Thanks to Chinese manipulation of the rare earth market and the unique properties of the material, it is possible Kalgoorlie could become a globally important source of the high-value metals in the rare earth family of elements.


It may be oversupplied today and suffering from low prices and project closures, but there is little doubt lithium, once called white petroleum, has a bright future in WA’s Goldfields thanks to extensive deposits and growing demand from the battery industry.


An emerging industry that might struggle to succeed in a market dominated by mining giants in established potash producing regions such as Canada and Russia.

WA’s potash hopefuls should nevertheless have a cost and flexibility advantage.

While producers overseas source potash from deep mines, WA producers are planning to skim their material off the surface of old lakes after the potash and other salts have dried in the sun.

It sounds easy but is yet to be proven commercially viable.

However, if it is, Kalgoorlie will be the service centre of an entirely new business.

There are other potential developments that could further boost the Goldfields, including iron ore from Koolyanobbing, which has burst back to life on the strength of strong Chinese demand for steel and reduced exports from Brazil.

If those conditions continue, there are other iron ore deposits in the region that would be easy to develop.

Uranium is a sleeper in the Goldfields that refuses to fade, with Vimy Resources confident it can develop the long-dormant Mulga Rocks project to the east of Kalgoorlie.

An updated feasibility study has boosted the economics of the project, but clearing financial hurdles is just one of the challenges for the controversial fuel.

The Kalgoorlie property market is starting to react to what’s happening in commodities, with demand for residential accommodation rising rapidly, aided by generous government homebuilding incentives.

A shortage of housing land is reported to have developed, prompting calls for the urgent release of building sites to cope with the expanding workforce in mines and service industries.

Kalgoorlie has been here before, with booms fading almost as soon as they arrive, and history could easily repeat (which is why seasoned observers question the sustainability of today’s growth spurt).
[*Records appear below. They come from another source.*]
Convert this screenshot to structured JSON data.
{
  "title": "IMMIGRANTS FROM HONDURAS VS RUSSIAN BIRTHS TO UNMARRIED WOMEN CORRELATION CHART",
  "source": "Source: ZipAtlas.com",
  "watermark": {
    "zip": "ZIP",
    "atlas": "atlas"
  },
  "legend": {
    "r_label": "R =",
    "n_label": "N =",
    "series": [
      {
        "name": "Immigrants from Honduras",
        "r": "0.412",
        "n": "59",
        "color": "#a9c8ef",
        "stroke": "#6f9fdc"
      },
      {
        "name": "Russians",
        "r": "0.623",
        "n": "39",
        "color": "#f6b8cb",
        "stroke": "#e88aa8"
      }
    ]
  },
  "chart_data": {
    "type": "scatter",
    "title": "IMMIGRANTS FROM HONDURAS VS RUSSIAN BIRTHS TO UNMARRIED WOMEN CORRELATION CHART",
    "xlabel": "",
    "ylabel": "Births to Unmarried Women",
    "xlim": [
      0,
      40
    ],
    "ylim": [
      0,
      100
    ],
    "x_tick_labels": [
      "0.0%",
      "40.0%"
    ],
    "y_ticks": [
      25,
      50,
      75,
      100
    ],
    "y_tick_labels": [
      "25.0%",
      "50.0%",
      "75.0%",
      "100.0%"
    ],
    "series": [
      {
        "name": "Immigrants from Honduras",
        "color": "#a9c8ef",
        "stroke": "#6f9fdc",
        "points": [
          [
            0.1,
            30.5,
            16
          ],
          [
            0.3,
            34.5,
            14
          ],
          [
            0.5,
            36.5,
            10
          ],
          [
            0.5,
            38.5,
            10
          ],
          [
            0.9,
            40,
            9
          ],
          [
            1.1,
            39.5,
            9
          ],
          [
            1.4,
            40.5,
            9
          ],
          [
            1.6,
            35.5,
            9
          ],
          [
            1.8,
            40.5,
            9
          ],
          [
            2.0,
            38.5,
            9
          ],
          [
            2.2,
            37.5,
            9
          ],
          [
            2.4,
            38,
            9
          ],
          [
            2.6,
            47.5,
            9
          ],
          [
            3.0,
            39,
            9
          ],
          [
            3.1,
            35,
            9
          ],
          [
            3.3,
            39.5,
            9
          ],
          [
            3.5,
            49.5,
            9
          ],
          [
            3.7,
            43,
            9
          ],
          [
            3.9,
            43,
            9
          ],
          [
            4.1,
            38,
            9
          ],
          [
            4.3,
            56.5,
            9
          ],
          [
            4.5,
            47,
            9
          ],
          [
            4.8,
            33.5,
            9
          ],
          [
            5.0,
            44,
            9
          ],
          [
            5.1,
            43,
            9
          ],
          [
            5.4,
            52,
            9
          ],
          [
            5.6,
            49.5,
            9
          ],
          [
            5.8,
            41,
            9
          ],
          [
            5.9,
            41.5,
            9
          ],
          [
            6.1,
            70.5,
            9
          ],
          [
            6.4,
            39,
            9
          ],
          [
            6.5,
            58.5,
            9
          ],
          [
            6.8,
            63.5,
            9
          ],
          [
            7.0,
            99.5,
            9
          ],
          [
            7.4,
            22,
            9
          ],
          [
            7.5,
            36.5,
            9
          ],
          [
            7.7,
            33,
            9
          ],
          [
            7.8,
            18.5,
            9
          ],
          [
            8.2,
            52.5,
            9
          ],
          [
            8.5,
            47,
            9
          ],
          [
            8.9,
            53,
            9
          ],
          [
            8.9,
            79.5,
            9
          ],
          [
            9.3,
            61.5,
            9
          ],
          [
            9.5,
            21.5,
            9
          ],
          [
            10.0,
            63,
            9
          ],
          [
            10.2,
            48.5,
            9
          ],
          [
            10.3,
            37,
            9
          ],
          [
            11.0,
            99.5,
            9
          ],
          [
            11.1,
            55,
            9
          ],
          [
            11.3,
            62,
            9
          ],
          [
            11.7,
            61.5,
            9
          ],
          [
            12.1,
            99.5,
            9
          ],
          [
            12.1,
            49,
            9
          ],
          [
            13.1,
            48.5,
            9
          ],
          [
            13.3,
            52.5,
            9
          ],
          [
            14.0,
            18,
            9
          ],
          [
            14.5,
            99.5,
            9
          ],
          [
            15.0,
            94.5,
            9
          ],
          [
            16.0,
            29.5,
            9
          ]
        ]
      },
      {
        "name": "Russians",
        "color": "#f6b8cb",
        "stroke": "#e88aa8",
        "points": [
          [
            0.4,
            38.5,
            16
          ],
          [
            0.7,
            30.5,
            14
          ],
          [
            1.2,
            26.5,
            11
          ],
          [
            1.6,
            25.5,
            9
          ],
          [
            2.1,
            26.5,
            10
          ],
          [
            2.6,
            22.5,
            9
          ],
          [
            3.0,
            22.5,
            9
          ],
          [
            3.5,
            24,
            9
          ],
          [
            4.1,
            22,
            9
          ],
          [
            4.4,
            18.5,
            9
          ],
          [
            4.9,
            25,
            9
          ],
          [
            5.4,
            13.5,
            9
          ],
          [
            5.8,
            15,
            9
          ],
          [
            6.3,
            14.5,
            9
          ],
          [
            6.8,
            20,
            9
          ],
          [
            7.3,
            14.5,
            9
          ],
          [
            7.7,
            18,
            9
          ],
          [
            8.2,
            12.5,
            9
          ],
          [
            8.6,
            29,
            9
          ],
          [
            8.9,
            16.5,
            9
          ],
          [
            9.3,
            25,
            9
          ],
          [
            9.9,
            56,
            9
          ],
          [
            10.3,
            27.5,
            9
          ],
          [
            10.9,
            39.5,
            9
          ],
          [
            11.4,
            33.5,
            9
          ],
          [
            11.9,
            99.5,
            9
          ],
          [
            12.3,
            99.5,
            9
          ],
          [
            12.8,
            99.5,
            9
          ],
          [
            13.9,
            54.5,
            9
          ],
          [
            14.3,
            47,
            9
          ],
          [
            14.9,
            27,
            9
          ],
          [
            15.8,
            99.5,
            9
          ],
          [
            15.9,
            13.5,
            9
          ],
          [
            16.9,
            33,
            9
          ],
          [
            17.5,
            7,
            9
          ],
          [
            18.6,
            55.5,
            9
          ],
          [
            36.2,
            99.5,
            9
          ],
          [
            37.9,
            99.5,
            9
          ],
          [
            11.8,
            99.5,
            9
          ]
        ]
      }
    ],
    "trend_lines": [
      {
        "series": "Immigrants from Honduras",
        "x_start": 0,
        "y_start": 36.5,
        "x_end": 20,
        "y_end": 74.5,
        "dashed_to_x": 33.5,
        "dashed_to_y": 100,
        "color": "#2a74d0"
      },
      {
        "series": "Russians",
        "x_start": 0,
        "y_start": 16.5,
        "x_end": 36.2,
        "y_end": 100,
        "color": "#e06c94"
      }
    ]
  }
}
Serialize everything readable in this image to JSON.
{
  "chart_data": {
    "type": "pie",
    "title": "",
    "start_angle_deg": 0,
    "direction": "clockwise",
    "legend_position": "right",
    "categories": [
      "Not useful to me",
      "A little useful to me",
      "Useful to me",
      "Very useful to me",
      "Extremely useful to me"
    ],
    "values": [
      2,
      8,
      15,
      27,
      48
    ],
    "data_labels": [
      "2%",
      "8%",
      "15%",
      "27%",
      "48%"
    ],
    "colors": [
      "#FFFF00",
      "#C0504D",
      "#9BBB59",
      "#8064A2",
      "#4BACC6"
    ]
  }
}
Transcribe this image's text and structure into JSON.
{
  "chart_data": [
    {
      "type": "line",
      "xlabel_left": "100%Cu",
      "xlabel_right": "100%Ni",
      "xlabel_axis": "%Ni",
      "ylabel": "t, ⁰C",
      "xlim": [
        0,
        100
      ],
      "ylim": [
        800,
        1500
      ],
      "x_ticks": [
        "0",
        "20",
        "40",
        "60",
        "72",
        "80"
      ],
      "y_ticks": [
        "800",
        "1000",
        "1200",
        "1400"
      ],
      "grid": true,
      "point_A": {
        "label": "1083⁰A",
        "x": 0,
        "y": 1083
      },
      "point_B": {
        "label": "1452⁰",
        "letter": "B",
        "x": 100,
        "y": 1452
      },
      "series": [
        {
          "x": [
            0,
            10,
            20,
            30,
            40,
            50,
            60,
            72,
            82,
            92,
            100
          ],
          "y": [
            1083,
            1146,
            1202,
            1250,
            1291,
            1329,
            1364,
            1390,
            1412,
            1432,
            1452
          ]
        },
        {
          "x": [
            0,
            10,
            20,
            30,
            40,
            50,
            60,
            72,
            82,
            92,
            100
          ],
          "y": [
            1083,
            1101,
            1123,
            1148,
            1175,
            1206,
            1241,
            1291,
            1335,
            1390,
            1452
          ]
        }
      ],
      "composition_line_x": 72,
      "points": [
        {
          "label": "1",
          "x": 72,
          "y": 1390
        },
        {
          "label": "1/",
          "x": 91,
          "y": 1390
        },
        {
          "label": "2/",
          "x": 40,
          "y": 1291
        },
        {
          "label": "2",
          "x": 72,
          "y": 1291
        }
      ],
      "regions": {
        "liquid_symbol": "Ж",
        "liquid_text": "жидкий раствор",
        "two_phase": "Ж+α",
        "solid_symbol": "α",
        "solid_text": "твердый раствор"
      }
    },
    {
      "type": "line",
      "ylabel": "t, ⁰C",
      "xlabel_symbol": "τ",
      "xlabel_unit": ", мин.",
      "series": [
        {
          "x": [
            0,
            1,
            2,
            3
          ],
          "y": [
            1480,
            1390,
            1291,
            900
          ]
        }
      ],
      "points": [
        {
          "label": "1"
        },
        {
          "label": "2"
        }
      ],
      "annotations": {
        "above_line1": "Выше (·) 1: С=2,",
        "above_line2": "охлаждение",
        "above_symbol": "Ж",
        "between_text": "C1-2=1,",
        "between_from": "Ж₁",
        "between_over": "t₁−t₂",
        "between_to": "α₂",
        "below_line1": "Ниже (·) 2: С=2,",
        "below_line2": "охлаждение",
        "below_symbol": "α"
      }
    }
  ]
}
But before a future slowdown, the next few years look like being the best the city has seen since the nickel boom of the late 1960s and the gold boom of the 1980s.

Significantly, and a reason for being confident that the good times might just be starting, is that it’s rare to see both gold and nickel move higher at the same time.

And with new industries such as rare earths emerging, there is an obvious acceleration in demand for goods, services, and skilled workers.